About 60% of women have a urinary tract infection (UTI) at some point in their lives, and about half of them have recurrent infections.
For the unlucky but insignificant minority, regular infections can turn into a chronic condition. If the infection remains untreated, bacteria can become embedded and can last for months or even years.
UTIs are often dismissed as mild or common infections that are easily managed with over-the-counter medications. However, this caricature does not capture the scale of suffering that can be caused by the condition.
As the documentary I created with two other female filmmakers shows, UTI primarily affects women, causing physical pain and permanent trauma.
It is also a disease that carries a lot of shame and stigma, as it is associated with urinary tract infections and often sexual intercourse. It has the ability to change relationships with a female sexual partner and can do as easy as going to a toilet full of anxiety and pain.

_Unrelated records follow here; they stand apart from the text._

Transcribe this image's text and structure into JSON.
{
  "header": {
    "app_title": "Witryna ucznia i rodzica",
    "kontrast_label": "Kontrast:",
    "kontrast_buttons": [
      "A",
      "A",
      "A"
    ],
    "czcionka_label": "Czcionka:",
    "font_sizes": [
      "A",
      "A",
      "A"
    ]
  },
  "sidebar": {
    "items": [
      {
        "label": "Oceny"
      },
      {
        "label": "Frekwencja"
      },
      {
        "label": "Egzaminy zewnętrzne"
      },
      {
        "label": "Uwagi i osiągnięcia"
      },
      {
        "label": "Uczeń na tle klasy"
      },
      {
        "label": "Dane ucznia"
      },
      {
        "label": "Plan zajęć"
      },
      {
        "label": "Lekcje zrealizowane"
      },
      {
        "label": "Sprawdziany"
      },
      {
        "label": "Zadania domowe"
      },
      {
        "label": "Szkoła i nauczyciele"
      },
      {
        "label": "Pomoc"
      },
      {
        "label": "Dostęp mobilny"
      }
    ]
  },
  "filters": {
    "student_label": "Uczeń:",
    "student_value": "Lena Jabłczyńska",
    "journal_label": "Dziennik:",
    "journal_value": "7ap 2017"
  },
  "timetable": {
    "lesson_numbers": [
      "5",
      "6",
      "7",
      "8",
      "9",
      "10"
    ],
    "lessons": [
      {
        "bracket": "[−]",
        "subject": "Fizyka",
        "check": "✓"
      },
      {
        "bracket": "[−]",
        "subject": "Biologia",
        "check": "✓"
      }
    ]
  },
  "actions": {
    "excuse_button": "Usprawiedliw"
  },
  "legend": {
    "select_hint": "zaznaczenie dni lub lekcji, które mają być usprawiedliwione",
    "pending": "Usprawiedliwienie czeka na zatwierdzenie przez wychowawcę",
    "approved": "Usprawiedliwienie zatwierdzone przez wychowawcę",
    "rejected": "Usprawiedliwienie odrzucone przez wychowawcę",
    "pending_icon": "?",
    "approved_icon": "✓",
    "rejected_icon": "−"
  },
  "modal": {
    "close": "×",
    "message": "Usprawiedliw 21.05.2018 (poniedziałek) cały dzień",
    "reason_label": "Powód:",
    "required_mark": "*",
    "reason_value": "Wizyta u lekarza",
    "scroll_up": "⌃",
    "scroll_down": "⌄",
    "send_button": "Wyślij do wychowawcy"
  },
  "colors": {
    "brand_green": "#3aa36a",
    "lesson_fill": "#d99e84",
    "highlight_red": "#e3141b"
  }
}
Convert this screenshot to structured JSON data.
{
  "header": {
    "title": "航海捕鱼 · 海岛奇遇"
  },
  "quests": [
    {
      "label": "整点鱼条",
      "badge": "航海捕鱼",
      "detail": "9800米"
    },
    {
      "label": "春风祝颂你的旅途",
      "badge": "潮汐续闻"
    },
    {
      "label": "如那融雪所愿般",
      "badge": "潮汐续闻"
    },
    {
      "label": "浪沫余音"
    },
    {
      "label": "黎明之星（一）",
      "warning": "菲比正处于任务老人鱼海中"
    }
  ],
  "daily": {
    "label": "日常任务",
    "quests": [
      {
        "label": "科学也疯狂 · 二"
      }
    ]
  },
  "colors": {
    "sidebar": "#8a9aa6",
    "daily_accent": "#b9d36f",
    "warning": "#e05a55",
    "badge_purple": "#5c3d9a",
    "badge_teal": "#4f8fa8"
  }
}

People who are considered “women’s illnesses” and have recurrent and chronic UTIs need to navigate a medical system that is designed to minimize experience and relieve pain on a daily basis.
However, there are some UTI-specific things that make this situation particularly difficult. Most people who experience UTI symptoms go to a GP to analyze urinary infections using a simple dipstick test. The patient is diagnosed and sent with a 3-day prescription for antibiotics.
For some, this works. Not for others. Patients must return to their doctor because short-term medication may not be enough to get rid of the infection, but the symptoms persist. In some cases, the GP finds no evidence of infection and the patient feels empty-handed pain.